View flattening is a React Native rendering optimization that omits views from the native view tree when they are deemed unnecessary for the final layout. A <View> that wraps children but has no visual effect (no background, border, transform, etc.) may be elided, and its children re-parented directly to its grandparent. The optimization reduces native view count, memory, and traversal cost.

Where it's applied

  • Android — view flattening has been present since before React Native's new architecture.
  • iOS — view flattening is new with Fabric (the new architecture's renderer). This is why the failure modes described below disproportionately appear on iOS during migration, even for apps that had worked correctly on Android for years.

See systems/react-native and sources/2025-09-12-shopify-migrating-to-react-natives-new-architecture.

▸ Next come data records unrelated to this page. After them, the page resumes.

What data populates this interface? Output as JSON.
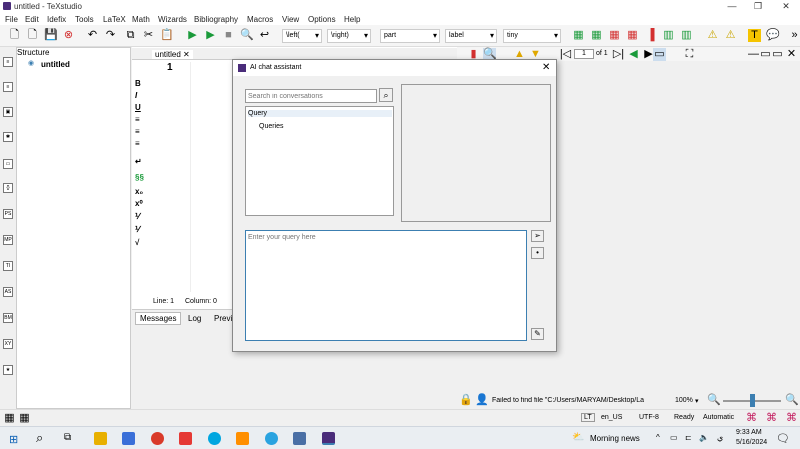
{
  "window": {
    "title": "untitled - TeXstudio"
  },
  "menu": [
    "File",
    "Edit",
    "Idefix",
    "Tools",
    "LaTeX",
    "Math",
    "Wizards",
    "Bibliography",
    "Macros",
    "View",
    "Options",
    "Help"
  ],
  "toolbar": {
    "left_combo": "\\left(",
    "right_combo": "\\right)",
    "part_combo": "part",
    "label_combo": "label",
    "size_combo": "tiny"
  },
  "structure": {
    "header": "Structure",
    "root": "untitled"
  },
  "editor": {
    "tab": "untitled",
    "line_number": "1",
    "cursor": "Line: 1",
    "column": "Column: 0",
    "bottom_tabs": [
      "Messages",
      "Log",
      "Previ"
    ]
  },
  "dialog": {
    "title": "AI chat assistant",
    "search_placeholder": "Search in conversations",
    "tree_items": [
      "Query",
      "Queries"
    ],
    "query_placeholder": "Enter your query here"
  },
  "pdf": {
    "page_value": "1",
    "page_total": "of 1",
    "error": "Failed to find file \"C:/Users/MARYAM/Desktop/La",
    "zoom": "100%"
  },
  "status": {
    "lt": "LT",
    "lang": "en_US",
    "encoding": "UTF-8",
    "ready": "Ready",
    "mode": "Automatic"
  },
  "taskbar": {
    "weather": "Morning news",
    "time": "9:33 AM",
    "date": "5/16/2024"
  },
  "colors": {
    "accent": "#3c7fb1",
    "run": "#1a9a3a",
    "stop": "#d32f2f",
    "taskbar_bg": "#eaeef2"
  }
}
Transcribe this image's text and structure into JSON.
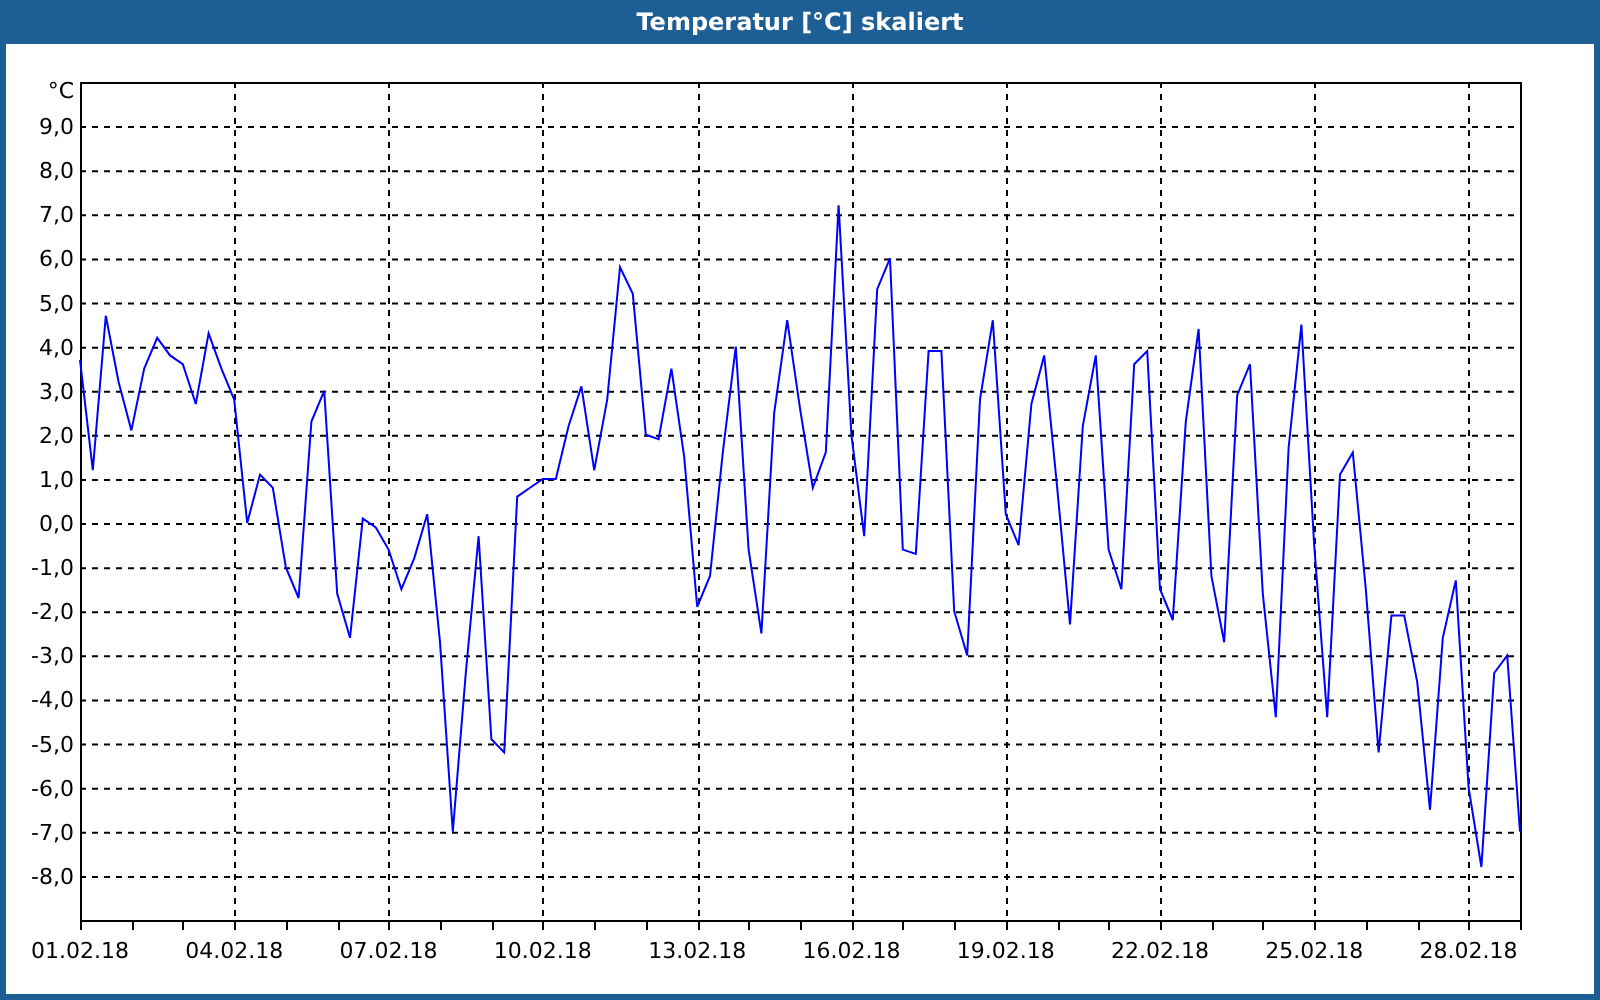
{
  "window": {
    "title": "Temperatur [°C] skaliert"
  },
  "chart": {
    "chart_data": {
      "type": "line",
      "grid": true,
      "ylabel": "°C",
      "ylim": [
        -9,
        10
      ],
      "categories": [
        "01.02.18",
        null,
        null,
        null,
        null,
        null,
        null,
        null,
        null,
        null,
        null,
        null,
        "04.02.18",
        null,
        null,
        null,
        null,
        null,
        null,
        null,
        null,
        null,
        null,
        null,
        "07.02.18",
        null,
        null,
        null,
        null,
        null,
        null,
        null,
        null,
        null,
        null,
        null,
        "10.02.18",
        null,
        null,
        null,
        null,
        null,
        null,
        null,
        null,
        null,
        null,
        null,
        "13.02.18",
        null,
        null,
        null,
        null,
        null,
        null,
        null,
        null,
        null,
        null,
        null,
        "16.02.18",
        null,
        null,
        null,
        null,
        null,
        null,
        null,
        null,
        null,
        null,
        null,
        "19.02.18",
        null,
        null,
        null,
        null,
        null,
        null,
        null,
        null,
        null,
        null,
        null,
        "22.02.18",
        null,
        null,
        null,
        null,
        null,
        null,
        null,
        null,
        null,
        null,
        null,
        "25.02.18",
        null,
        null,
        null,
        null,
        null,
        null,
        null,
        null,
        null,
        null,
        null,
        "28.02.18",
        null,
        null,
        null,
        null
      ],
      "yticks": [
        {
          "value": -8,
          "label": "-8,0"
        },
        {
          "value": -7,
          "label": "-7,0"
        },
        {
          "value": -6,
          "label": "-6,0"
        },
        {
          "value": -5,
          "label": "-5,0"
        },
        {
          "value": -4,
          "label": "-4,0"
        },
        {
          "value": -3,
          "label": "-3,0"
        },
        {
          "value": -2,
          "label": "-2,0"
        },
        {
          "value": -1,
          "label": "-1,0"
        },
        {
          "value": 0,
          "label": "0,0"
        },
        {
          "value": 1,
          "label": "1,0"
        },
        {
          "value": 2,
          "label": "2,0"
        },
        {
          "value": 3,
          "label": "3,0"
        },
        {
          "value": 4,
          "label": "4,0"
        },
        {
          "value": 5,
          "label": "5,0"
        },
        {
          "value": 6,
          "label": "6,0"
        },
        {
          "value": 7,
          "label": "7,0"
        },
        {
          "value": 8,
          "label": "8,0"
        },
        {
          "value": 9,
          "label": "9,0"
        }
      ],
      "series": [
        {
          "color": "#0000ff",
          "values": [
            3.7,
            1.2,
            4.7,
            3.2,
            2.1,
            3.5,
            4.2,
            3.8,
            3.6,
            2.7,
            4.3,
            3.5,
            2.8,
            0.0,
            1.1,
            0.8,
            -1.0,
            -1.7,
            2.3,
            3.0,
            -1.6,
            -2.6,
            0.1,
            -0.1,
            -0.6,
            -1.5,
            -0.8,
            0.2,
            -2.7,
            -7.0,
            -3.4,
            -0.3,
            -4.9,
            -5.2,
            0.6,
            0.8,
            1.0,
            1.0,
            2.2,
            3.1,
            1.2,
            2.8,
            5.8,
            5.2,
            2.0,
            1.9,
            3.5,
            1.5,
            -1.9,
            -1.2,
            1.6,
            4.0,
            -0.6,
            -2.5,
            2.5,
            4.6,
            2.6,
            0.8,
            1.6,
            7.2,
            2.0,
            -0.3,
            5.3,
            6.0,
            -0.6,
            -0.7,
            3.9,
            3.9,
            -2.0,
            -3.0,
            2.8,
            4.6,
            0.2,
            -0.5,
            2.7,
            3.8,
            0.8,
            -2.3,
            2.2,
            3.8,
            -0.6,
            -1.5,
            3.6,
            3.9,
            -1.5,
            -2.2,
            2.3,
            4.4,
            -1.2,
            -2.7,
            2.9,
            3.6,
            -1.6,
            -4.4,
            1.7,
            4.5,
            -0.5,
            -4.4,
            1.1,
            1.6,
            -1.5,
            -5.2,
            -2.1,
            -2.1,
            -3.6,
            -6.5,
            -2.6,
            -1.3,
            -6.0,
            -7.8,
            -3.4,
            -3.0,
            -7.0
          ]
        }
      ]
    }
  }
}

The failure mode — refs resolve to null

A view that has a ref attached is a candidate for use by imperative APIs — <View ref={ref}> so another component can call ref.current.measure(), ActionSheetIOS.showActionSheetWithOptions against it, etc. If view flattening removes the view, the ref's target is gone, and ref.current is null when the consumer tries to use it.

Shopify's writeup: "We found cases where components with refs were being optimized out (<View ref={ref}>), causing the ref to always be null. This created problems when other components tried to use that ref, commonly seen with the ActionSheetIOS API."

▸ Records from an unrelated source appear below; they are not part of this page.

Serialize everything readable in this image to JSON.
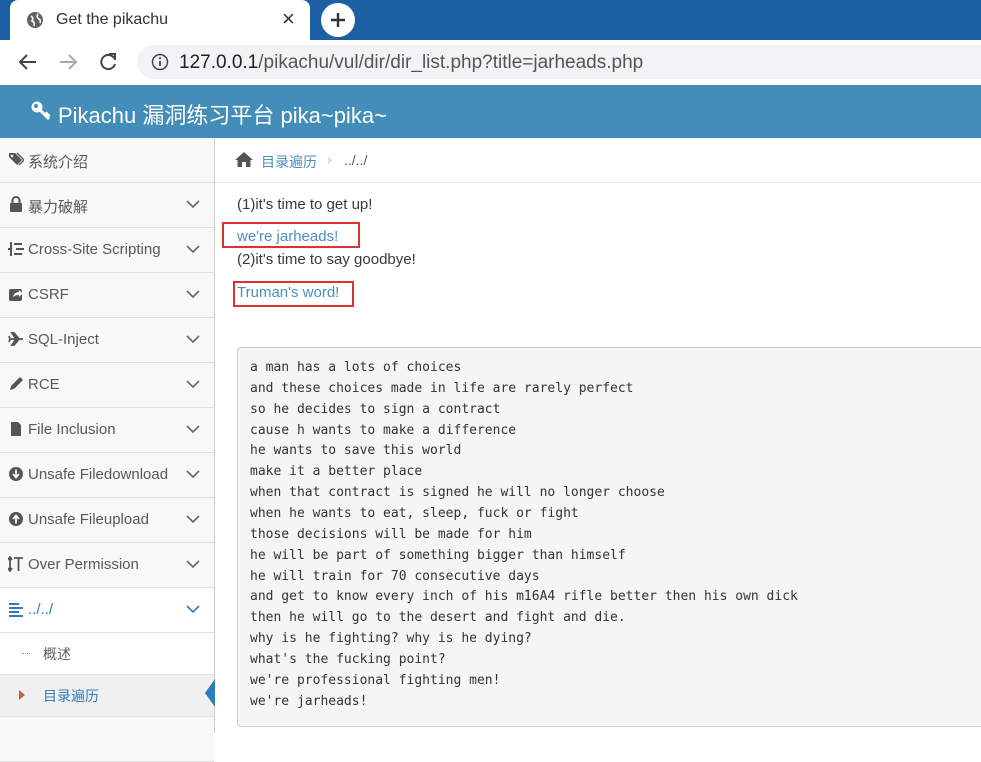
{
  "browser": {
    "tab_title": "Get the pikachu",
    "tab_close": "×",
    "url_host": "127.0.0.1",
    "url_path": "/pikachu/vul/dir/dir_list.php?title=jarheads.php"
  },
  "header": {
    "title": "Pikachu 漏洞练习平台 pika~pika~"
  },
  "sidebar": {
    "items": [
      {
        "label": "系统介绍",
        "icon": "tags-icon"
      },
      {
        "label": "暴力破解",
        "icon": "lock-icon"
      },
      {
        "label": "Cross-Site Scripting",
        "icon": "list-icon"
      },
      {
        "label": "CSRF",
        "icon": "share-icon"
      },
      {
        "label": "SQL-Inject",
        "icon": "plane-icon"
      },
      {
        "label": "RCE",
        "icon": "pencil-icon"
      },
      {
        "label": "File Inclusion",
        "icon": "file-icon"
      },
      {
        "label": "Unsafe Filedownload",
        "icon": "download-icon"
      },
      {
        "label": "Unsafe Fileupload",
        "icon": "upload-icon"
      },
      {
        "label": "Over Permission",
        "icon": "text-height-icon"
      },
      {
        "label": "../../",
        "icon": "align-icon"
      }
    ],
    "sub_items": [
      {
        "label": "概述"
      },
      {
        "label": "目录遍历"
      }
    ]
  },
  "breadcrumb": {
    "link": "目录遍历",
    "separator": "›",
    "current": "../../"
  },
  "content": {
    "line1": "(1)it's time to get up!",
    "link1": "we're jarheads!",
    "line2": "(2)it's time to say goodbye!",
    "link2": "Truman's word!",
    "poem": [
      "a man has a lots of choices",
      "and these choices made in life are rarely perfect",
      "so he decides to sign a contract",
      "cause h wants to make a difference",
      "he wants to save this world",
      "make it a better place",
      "when that contract is signed he will no longer choose",
      "when he wants to eat, sleep, fuck or fight",
      "those decisions will be made for him",
      "he will be part of something bigger than himself",
      "he will train for 70 consecutive days",
      "and get to know every inch of his m16A4 rifle better then his own dick",
      "then he will go to the desert and fight and die.",
      "why is he fighting? why is he dying?",
      "what's the fucking point?",
      "we're professional fighting men!",
      "we're jarheads!"
    ]
  },
  "colors": {
    "header_bg": "#438eb9",
    "tab_strip": "#1d5fa3",
    "link": "#4c8fbd",
    "highlight_box": "#e03131"
  }
}
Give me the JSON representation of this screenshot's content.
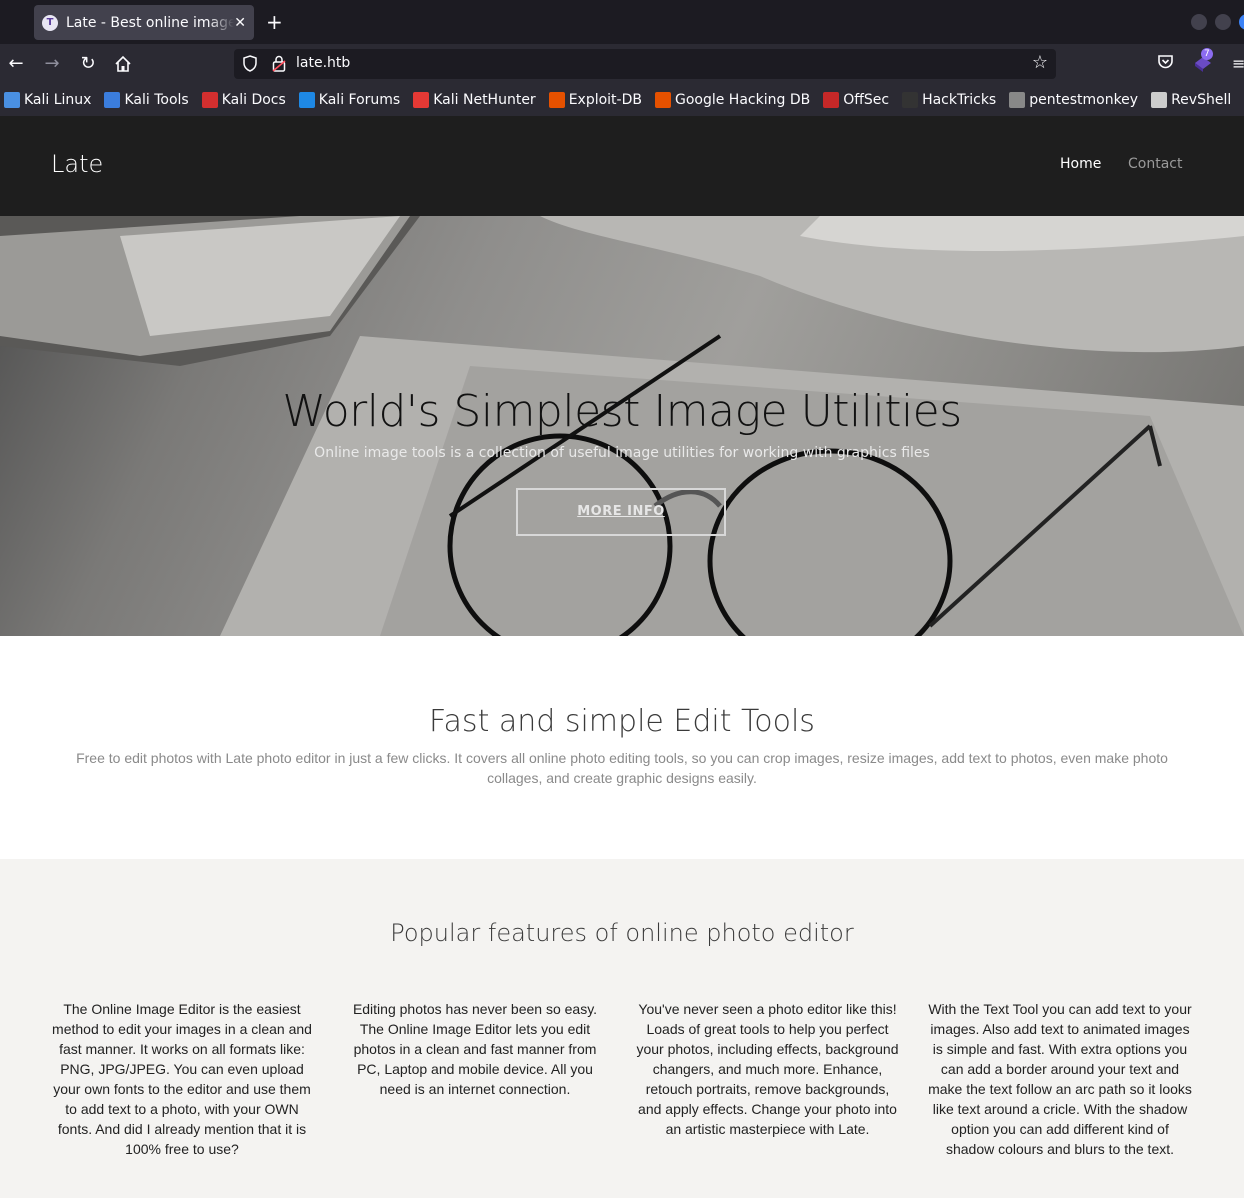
{
  "browser": {
    "tab_title": "Late - Best online image tools",
    "tab_favicon_letter": "T",
    "url": "late.htb",
    "extension_badge": "7",
    "bookmarks": [
      {
        "label": "Kali Linux",
        "color": "#4a90e2"
      },
      {
        "label": "Kali Tools",
        "color": "#3b7ddd"
      },
      {
        "label": "Kali Docs",
        "color": "#d32f2f"
      },
      {
        "label": "Kali Forums",
        "color": "#1e88e5"
      },
      {
        "label": "Kali NetHunter",
        "color": "#e53935"
      },
      {
        "label": "Exploit-DB",
        "color": "#e65100"
      },
      {
        "label": "Google Hacking DB",
        "color": "#e65100"
      },
      {
        "label": "OffSec",
        "color": "#c62828"
      },
      {
        "label": "HackTricks",
        "color": "#333333"
      },
      {
        "label": "pentestmonkey",
        "color": "#888888"
      },
      {
        "label": "RevShell",
        "color": "#cccccc"
      }
    ]
  },
  "site": {
    "brand": "Late",
    "nav": {
      "home": "Home",
      "contact": "Contact"
    },
    "hero": {
      "title": "World's Simplest Image Utilities",
      "subtitle": "Online image tools is a collection of useful image utilities for working with graphics files",
      "button": "MORE INFO"
    },
    "intro": {
      "heading": "Fast and simple Edit Tools",
      "text": "Free to edit photos with Late photo editor in just a few clicks. It covers all online photo editing tools, so you can crop images, resize images, add text to photos, even make photo collages, and create graphic designs easily."
    },
    "features": {
      "heading": "Popular features of online photo editor",
      "items": [
        "The Online Image Editor is the easiest method to edit your images in a clean and fast manner. It works on all formats like: PNG, JPG/JPEG. You can even upload your own fonts to the editor and use them to add text to a photo, with your OWN fonts. And did I already mention that it is 100% free to use?",
        "Editing photos has never been so easy. The Online Image Editor lets you edit photos in a clean and fast manner from PC, Laptop and mobile device. All you need is an internet connection.",
        "You've never seen a photo editor like this! Loads of great tools to help you perfect your photos, including effects, background changers, and much more. Enhance, retouch portraits, remove backgrounds, and apply effects. Change your photo into an artistic masterpiece with Late.",
        "With the Text Tool you can add text to your images. Also add text to animated images is simple and fast. With extra options you can add a border around your text and make the text follow an arc path so it looks like text around a cricle. With the shadow option you can add different kind of shadow colours and blurs to the text."
      ]
    }
  }
}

Secondary failure mode — end-to-end tests can't find elements

End-to-end testing tools (e.g., Appium) locate elements by testID. If the view carrying the testID is flattened out, the element isn't in the native tree and the test framework can't find it.

The fix — collapsable={false}

collapsable={false} is an explicit opt-out that tells the renderer "do not flatten this view even if you think you can". Applied to any view that has a ref or a testID.

Shopify's approach scales this: they built a Babel plugin that automatically sets collapsable={false} on any component with an explicit testID. This removes the human error of forgetting to opt out per-call-site. (See patterns/babel-plugin-automatic-collapsable-false.)

For the ref case, the fix is still per-call-site: every view carrying a ref needs collapsable={false}, and there's no compile-time invariant (a custom ESLint rule could catch this statically).

Why the optimization is still net-positive

Even with these failure modes, view flattening is a real rendering win: deep view trees with lots of wrapper views are the default React pattern (<View><View><View>...</View></View></View>), and flattening materially cuts native view count on the hot path. The solution isn't "turn off flattening"; it's "tell the renderer which views must survive the optimization".